Identification of high-performing antibodies for the reliable detection of Tau proteoforms by Western blotting and immunohistochemistry.
Antibodies are essential research tools whose performance directly impacts research conclusions and reproducibility. Owing to its central role in Alzheimer's disease and other dementias, hundreds of distinct antibody clones have been developed against the microtubule-associated protein Tau and its multiple proteoforms. Despite this breadth of offer, limited understanding of their performance and poor antibody selectivity have hindered research progress. Here, we validate a large panel of Tau antibodies by Western blot (79 reagents) and immunohistochemistry (35 reagents). We address the reagents' ability to detect the target proteoform, selectivity, the impact of protein phosphorylation on antibody binding and performance in human brain samples. While most antibodies detected Tau at high levels, many failed to detect it at lower, endogenous levels. By WB, non-selective binding to other proteins affected over half of the antibodies tested, with several cross-reacting with the related MAP2 protein, whereas the "oligomeric Tau" T22 antibody reacted with monomeric Tau by WB, thus calling into question its specificity to Tau oligomers. Despite the presumption that "total" Tau antibodies are agnostic to post-translational modifications, we found that phosphorylation partially inhibits binding for many such antibodies, including the popular Tau-5 clone. We further combine high-sensitivity reagents, mass-spectrometry proteomics and cDNA sequencing to demonstrate that presumptive Tau "knockout" human cells continue to express residual protein arising through exon skipping, providing evidence of previously unappreciated gene plasticity. Finally, probing of human brain samples with a large panel of antibodies revealed the presence of C-term-truncated versions of all main Tau brain isoforms in both control and tauopathy donors.
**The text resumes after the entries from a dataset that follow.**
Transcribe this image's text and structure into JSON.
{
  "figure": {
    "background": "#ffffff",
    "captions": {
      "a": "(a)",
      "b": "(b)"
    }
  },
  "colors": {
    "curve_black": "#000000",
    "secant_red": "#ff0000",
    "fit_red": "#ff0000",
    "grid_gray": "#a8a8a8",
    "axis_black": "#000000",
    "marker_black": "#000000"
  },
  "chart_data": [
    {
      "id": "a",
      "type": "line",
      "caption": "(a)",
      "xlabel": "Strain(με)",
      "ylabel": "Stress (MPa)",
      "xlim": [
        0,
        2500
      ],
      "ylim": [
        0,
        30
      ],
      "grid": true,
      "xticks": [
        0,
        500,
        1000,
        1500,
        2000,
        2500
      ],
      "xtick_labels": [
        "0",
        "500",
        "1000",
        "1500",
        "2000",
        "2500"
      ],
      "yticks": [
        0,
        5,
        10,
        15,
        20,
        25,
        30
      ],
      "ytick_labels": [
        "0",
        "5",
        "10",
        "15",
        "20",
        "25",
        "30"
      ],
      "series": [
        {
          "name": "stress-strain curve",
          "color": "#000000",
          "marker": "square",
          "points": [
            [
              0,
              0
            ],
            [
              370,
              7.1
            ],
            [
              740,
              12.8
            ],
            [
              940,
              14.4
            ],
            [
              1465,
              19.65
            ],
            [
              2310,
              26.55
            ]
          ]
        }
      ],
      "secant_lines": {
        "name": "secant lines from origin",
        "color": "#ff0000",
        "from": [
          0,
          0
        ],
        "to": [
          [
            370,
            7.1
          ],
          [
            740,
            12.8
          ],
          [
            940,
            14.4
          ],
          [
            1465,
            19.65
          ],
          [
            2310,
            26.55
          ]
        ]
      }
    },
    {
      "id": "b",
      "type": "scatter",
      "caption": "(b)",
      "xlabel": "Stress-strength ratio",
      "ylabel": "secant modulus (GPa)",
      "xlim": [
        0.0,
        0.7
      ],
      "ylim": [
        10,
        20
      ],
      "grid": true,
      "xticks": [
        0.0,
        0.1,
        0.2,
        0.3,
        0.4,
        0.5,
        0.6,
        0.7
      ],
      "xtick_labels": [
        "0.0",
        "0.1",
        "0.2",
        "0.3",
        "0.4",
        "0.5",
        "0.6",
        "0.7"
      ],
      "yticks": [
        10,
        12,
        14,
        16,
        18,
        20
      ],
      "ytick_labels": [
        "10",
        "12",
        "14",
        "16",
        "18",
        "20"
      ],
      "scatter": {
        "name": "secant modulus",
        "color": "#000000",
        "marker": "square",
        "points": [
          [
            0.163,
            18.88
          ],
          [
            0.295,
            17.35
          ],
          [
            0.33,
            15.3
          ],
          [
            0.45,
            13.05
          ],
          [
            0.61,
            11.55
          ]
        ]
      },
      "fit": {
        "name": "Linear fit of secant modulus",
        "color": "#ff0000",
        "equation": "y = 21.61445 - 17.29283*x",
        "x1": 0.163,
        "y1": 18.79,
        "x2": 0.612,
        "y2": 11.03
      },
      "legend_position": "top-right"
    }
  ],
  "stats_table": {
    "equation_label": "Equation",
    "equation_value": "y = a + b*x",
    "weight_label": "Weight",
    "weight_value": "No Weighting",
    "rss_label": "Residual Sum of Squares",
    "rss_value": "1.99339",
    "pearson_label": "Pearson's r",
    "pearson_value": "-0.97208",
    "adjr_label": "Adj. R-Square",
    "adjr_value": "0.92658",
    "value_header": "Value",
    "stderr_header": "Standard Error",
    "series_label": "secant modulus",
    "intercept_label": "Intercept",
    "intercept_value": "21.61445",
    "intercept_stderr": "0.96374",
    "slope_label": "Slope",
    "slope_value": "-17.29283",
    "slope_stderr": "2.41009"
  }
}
Ultimately, we identify a validated panel of Tau antibodies that can be employed in Western blotting and/or immunohistochemistry to reliably detect even low levels of Tau expression with high selectivity. This work represents an extensive resource that will enable the re-interpretation of published data, improve reproducibility in Tau research, and overall accelerate scientific progress.